Cultural differences at work

When moving overseas, expats have to adjust to both the cultural differences in the country itself, as well as the cultural differences in their new workplace. I’ve spoken to so many expats over the years who loved the experience of working in another country, but found it harder than expected to find their feet and really land at work, because things were simply so different from what they had experienced before.

I’ve worked for many different types of companies across 3 continents over the past 14 years and I’ve picked up some great ways to adapt along the way. And yes, there were definitely some very challenging experiences in there, but I did choose to learn from them! Whether you have a job secured already or if you are in the process of interviewing, I trust you’ll find these tips very useful.

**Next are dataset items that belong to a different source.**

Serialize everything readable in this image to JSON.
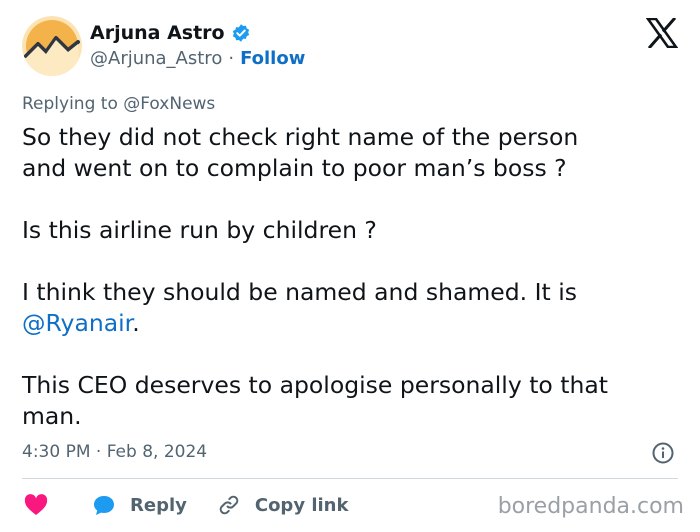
{
  "author": {
    "name": "Arjuna Astro",
    "handle": "@Arjuna_Astro",
    "separator": "·",
    "follow_label": "Follow"
  },
  "reply_context": {
    "text": "Replying to @FoxNews"
  },
  "tweet": {
    "line1": "So they did not check right name of the person",
    "line2": "and went on to complain to poor man’s boss ?",
    "line3": "Is this airline run by children ?",
    "line4": "I think they should be named and shamed. It is",
    "mention": "@Ryanair",
    "mention_suffix": ".",
    "line5": "This CEO deserves to apologise personally to that",
    "line6": "man."
  },
  "meta": {
    "timestamp": "4:30 PM · Feb 8, 2024"
  },
  "actions": {
    "reply_label": "Reply",
    "copy_link_label": "Copy link"
  },
  "watermark": {
    "text": "boredpanda.com"
  },
  "icons": {
    "verified": "verified-badge-icon",
    "x_logo": "x-logo-icon",
    "info": "info-icon",
    "like": "heart-icon",
    "reply": "reply-bubble-icon",
    "copy_link": "link-icon"
  },
  "colors": {
    "text": "#0f1419",
    "secondary": "#536471",
    "link": "#0f6fc6",
    "verified": "#1d9bf0",
    "like": "#f91880",
    "avatar_bg": "#f4c064",
    "avatar_mountain": "#2f3640"
  }
}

  1. Get an insight into the organisations key values. More often than not these are available on the website or in the annual report (normally publicly available online depending on the company structure). If it’s not available, make sure to ask management for their input on the organisation’s values. The clarity of business values can of course be slightly different in different countries, but if you’re clear on what the organisational values and mission are (transparency, sales growth, innovation, punctuality are just some common examples) and in what order these are ranked, it becomes easier for you to get a clear picture of what the company is all about. Ideally your personal values should line up on some level with the values of the organisation you work for, or you might find yourself struggling with both inspiration and a strong purpose for your role.
  2. Do some research on public holidays and other key cultural celebrations in the country you now live in. This will give you insight into the culture outside of work and my experience is that this will often spill into the work culture as well.
  3. Seek to understand before you demand to be understood. Early on in my career in the UK, I often struggled with the work culture because I felt that people did not understand my focus at work. I also noticed that my views around business processes and efficiency was very different from some of my colleagues. My key mistake is that I wanted them to understand me, before I had taken the time to really ask questions and understand the background of their approach. Always seek to understand first and you’ll find that a lot more doors to new opportunities and dialogue open.
  4. An individual is not their behaviour. If you struggle to understand a structure, a way of making decisions or a specific person’s actions, remember this. What someone chooses to do (actions) and who they are (identity/personality) is not the same thing. It can cause frustration and misunderstanding at times, but keep an open mind wherever possible and be aware of your personal boundaries. You are well within your right to hold others accountable, despite some cultural confusion or misunderstandings.
  5. You chose to move, but the organisation also made the decision to hire you because of what you would bring. Be respectful and understanding, but don’t hide your strengths. Just choose to be aware of how you present them. When you are clear on the business vision and values you can also come with suggestions on how you can best contribute and help make that happen. Communication styles is a key area here. Be more of an observer at the start and get really curious to find out more. Ask lots of questions and get a true feel for the culture. Once you start to get a better picture of the organisation you can choose to tailor your communication accordingly and avoid most misunderstandings.
  6. Take responsibility of your part in adding things onto the culture. Be mindful of your language when it comes to saying/thinking things like “they always do that” or “they don’t understand where I’m coming from“. When you lump actions and behaviours together like that, it’s very hard to find solutions. Be aware that you are a part of the organisation (even if it’s a big one!) and you matter. How you speak, think and behave does matter.
  7. You’re either green and growing or ripe and rotting. Learn, grow and contribute where you are or make a decision to leave where you are now and allow for another work (and growth) opportunity elsewhere. No organisation really benefits from people being stuck in roles where they don’t want to be and have no further growth opportunities. I firmly believe that as long as you learned something and choose to bring that with you for future adventures, no time in any job is ever wasted. That’s right, even the job that will never make it to your LinkedIn profile taught you something!

What are some of the key cultural challenges you have faced at work in a new country? And how did you choose to approach them?